Дома, в уже темной столовой, мои мать и бабушка сидели у окна, пропускавшего последний свет, и шили, слушая по радио консультацию сеньоры Франсис. Я вошел, не проронив ни слова, подавленный своим горем, оставил книги на столе и не ответил, когда мать сказала, чтобы я поскорее переодевался и не опаздывал к отцу в поле. Я поднялся в свою комнату, включил на проигрывателе песню «Энималз» и, слушая ее, старался повторять слова, подражая Эрику Бердону. Я снял джинсы, синий китель и кеды и надел одежду для работы в поле, будто по принуждению надевая позорную форму: старые сапоги, запачканные сухой грязью, вельветовые брюки, пропахшие навозом, огромный серый свитер, принадлежавший некогда моему отцу. Я беззвучно кричал, двигая губами, словно голос Эрика Бердона принадлежал мне. Перед зеркалом я попытался придать своему лицу его мрачное и дерзкое выражение, зачесал волосы за уши и пригладил их водой, чтобы они не показались отцу слишком длинными. Я бегом спустился по лестнице и вышел на площадь Сан-Лоренсо, даже не попрощавшись. «Через год меня здесь уже не будет», – думал я, обещая себе никогда больше не возвращаться. Я мысленно поклялся ничего не отвечать, если отец спросит, почему меня так долго не было. Я пришел на участок затемно: отец уже погрузил овощи на лошадь и молча взглянул на меня, когда я сказал, что должен был задержаться в школе до половины седьмого. В домике, у очага дядя Пепе, дядя Рафаэль и лейтенант Чаморро свертывали сигареты и отпивали по очереди вино из бутылки, рассказывая военные истории и вспоминая майора Галаса.

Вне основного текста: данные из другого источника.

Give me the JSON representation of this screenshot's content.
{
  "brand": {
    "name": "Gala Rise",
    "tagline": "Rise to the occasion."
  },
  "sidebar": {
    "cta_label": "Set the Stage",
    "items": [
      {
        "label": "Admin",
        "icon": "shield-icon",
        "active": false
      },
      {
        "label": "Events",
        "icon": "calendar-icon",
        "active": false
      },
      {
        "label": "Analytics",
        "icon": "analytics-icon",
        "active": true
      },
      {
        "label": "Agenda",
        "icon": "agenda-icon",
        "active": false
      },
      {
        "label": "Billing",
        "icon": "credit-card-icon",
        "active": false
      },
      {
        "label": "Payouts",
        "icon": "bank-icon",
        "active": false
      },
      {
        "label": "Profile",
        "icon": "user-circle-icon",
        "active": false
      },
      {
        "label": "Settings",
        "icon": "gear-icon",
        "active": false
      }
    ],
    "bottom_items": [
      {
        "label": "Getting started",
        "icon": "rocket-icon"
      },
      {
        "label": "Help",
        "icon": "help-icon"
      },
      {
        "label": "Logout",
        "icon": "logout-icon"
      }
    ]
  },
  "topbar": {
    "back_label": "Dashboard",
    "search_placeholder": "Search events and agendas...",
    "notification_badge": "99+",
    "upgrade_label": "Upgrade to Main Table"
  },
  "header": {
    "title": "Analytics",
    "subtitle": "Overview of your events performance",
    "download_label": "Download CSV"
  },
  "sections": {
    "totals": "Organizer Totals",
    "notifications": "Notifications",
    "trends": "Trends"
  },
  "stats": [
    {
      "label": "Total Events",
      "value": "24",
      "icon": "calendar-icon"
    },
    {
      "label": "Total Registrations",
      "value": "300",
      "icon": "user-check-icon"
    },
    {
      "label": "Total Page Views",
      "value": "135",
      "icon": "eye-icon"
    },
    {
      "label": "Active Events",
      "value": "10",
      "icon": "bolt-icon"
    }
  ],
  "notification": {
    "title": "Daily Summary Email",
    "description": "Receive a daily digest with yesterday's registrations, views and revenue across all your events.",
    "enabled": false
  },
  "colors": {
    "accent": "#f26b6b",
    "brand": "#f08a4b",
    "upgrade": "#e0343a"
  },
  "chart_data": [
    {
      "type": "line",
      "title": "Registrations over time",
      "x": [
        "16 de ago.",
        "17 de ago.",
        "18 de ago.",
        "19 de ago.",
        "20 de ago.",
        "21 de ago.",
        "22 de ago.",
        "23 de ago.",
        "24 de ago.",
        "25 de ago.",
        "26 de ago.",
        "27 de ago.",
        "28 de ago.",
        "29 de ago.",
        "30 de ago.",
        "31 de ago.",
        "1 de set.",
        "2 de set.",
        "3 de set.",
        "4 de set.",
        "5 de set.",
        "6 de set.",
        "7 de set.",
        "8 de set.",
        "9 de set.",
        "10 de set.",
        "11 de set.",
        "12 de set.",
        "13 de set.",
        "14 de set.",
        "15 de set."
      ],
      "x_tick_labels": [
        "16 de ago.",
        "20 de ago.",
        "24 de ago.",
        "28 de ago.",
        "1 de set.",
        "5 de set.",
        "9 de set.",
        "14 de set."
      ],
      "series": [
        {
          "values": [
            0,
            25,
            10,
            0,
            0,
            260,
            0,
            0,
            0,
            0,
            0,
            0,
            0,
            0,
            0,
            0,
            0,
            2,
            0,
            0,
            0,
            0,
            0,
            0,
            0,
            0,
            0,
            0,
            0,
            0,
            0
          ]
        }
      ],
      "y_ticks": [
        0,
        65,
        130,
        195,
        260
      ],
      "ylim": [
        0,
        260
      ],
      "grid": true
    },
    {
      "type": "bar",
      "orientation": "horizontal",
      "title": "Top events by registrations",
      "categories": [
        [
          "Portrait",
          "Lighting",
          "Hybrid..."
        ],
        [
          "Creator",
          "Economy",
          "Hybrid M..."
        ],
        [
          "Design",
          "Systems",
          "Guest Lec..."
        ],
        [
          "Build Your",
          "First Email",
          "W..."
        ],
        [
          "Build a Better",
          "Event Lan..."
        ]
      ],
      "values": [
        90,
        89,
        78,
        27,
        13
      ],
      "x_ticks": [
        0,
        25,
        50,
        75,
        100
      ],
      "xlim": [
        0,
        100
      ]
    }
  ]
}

– Я видел его вчера, – сказал лейтенант Чаморро, – могу поклясться, что это был он.
Я подумал с презрением, злобой, почти ненавистью, что они были как мертвецы и проводили так большую часть своей жизни – бессильные, привязанные к земле, призывающие призраков.
* * *
Он проснулся, чувствуя себя совершенно отдохнувшим и выспавшимся, незадолго до рассвета, когда за окном еще было темно, и лежал неподвижно с открытыми глазами, беспричинно настороженный, прислушиваясь к дыханию своей дочери, спавшей в соседней комнате. Он был уверен, что его что-то разбудило – не тревожный сон, а событие в реальности, и хотел, как охотник, чтобы этот звук повторился сейчас, когда он был начеку и мог разгадать его. Проснувшись, майор Галас почувствовал прилив молодости, тревожную и внезапную энергию утра в казарме, а потом – успокоение, так нравившееся ему, когда он был кадетом и, открывая глаза, убеждался, что сигнал подъема еще далеко. Это ему и приснилось – что играли подъем, что он снова оказался в военном интернате или академии и, если не вскочит тотчас с постели, будет наказан. И именно в тот миг, когда секундная стрелка поравнялась с меткой «двенадцать», майор Галас услышал далекий и слабый звук, взволновавший его, будто он до сих пор находился во власти беззастенчивой сентиментальности сна: играли подъем в казарме Махины, и западный ветер доносил эти звуки такими ослабленными, словно они возникали из глубины времени. Он спал с открытым окном, потому что вечером выпил больше, чем позволила бы ему дочь, и не хотел, чтобы она почувствовала запах винных паров, когда придет будить его. Еще не ездили автомобили, и в утренней тишине звуки имели прозрачную и резкую отчетливость, как цвета пейзажа при свете ясного ноябрьского дня: пение птиц в ближайшем парке, первые удары церковных колоколов, часы на площади Генерала Ордуньи, вскоре пробившие семь, когда уже затихло эхо горна, игравшего подъем. Майор Галас по-прежнему неподвижно лежал в постели, представляя себе топот сапог по лестницам казармы, испуганные, сонные лица солдат, бегущих на построение, еще наполовину одетых, с фуражками на затылке и расстегнутыми ремнями: наиболее неуклюжие отстают или их сбивают другие, раздаются хриплые крики старших по казарме и дежурных сержантов.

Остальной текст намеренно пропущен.